What is the difference between a home appraisal and a tax assessment? Who decides how much I pay in taxes, and how do they decide it? Where are my property taxes going? These are all common questions that homeowner’s have regarding their property taxes. While it is tempting to accept the number that you receive as concrete, it is important to know how the powers that be arrived at that estimate and what you can do to help yourself if you do not think it is correct.
First of all, it is crucial to understand the difference between a tax assessment and a home appraisal. A home appraisal is done to determine the monetary value of the home, and is usually used for determining the parameters of a mortgage and collateral. A tax assessment is also based on the market value of a home, but is just used to determine property taxes. Usually, the higher the value of the home, the more the owner will pay in taxes. Tax assessments are performed by breaking down community metrics (sales of other homes in the area, value of surrounding homes) and individual metrics (square footage, renovations, geographic location) to arrive at an assessed value number. This number then goes into a formula to determine your final tax rate.

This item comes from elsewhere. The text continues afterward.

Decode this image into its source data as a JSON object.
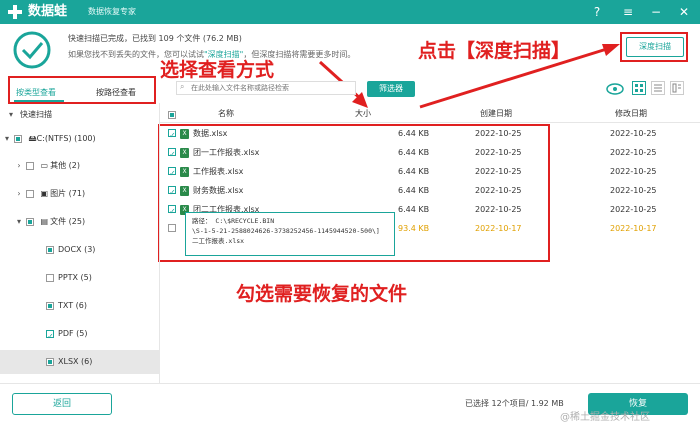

The second half of the formula to arrive at your tax rate is usually municipal governments. They are involved because some of your property taxes go to them and insure that the community has enough funding for public spending and projects.
If you think that an assessor has gotten the value of your property wrong, you can appeal the estimation. You cannot argue with the property tax rate, only the assessed value, and only if you think the assessor made a significant error. If you would like to appeal your assessment, you have to look into how your municipality handles them so that you can file it correctly and appear when you are supposed to.
Knowing what the calculation is behind your property tax can make you more prepared for changes in that number in the future. The number will fluctuate depending on improvements made to the home that could change its value, or changes in the rate set by the municipality. Being armed with information on why you are paying what you are paying will make it easier to adjust for changes as they come along.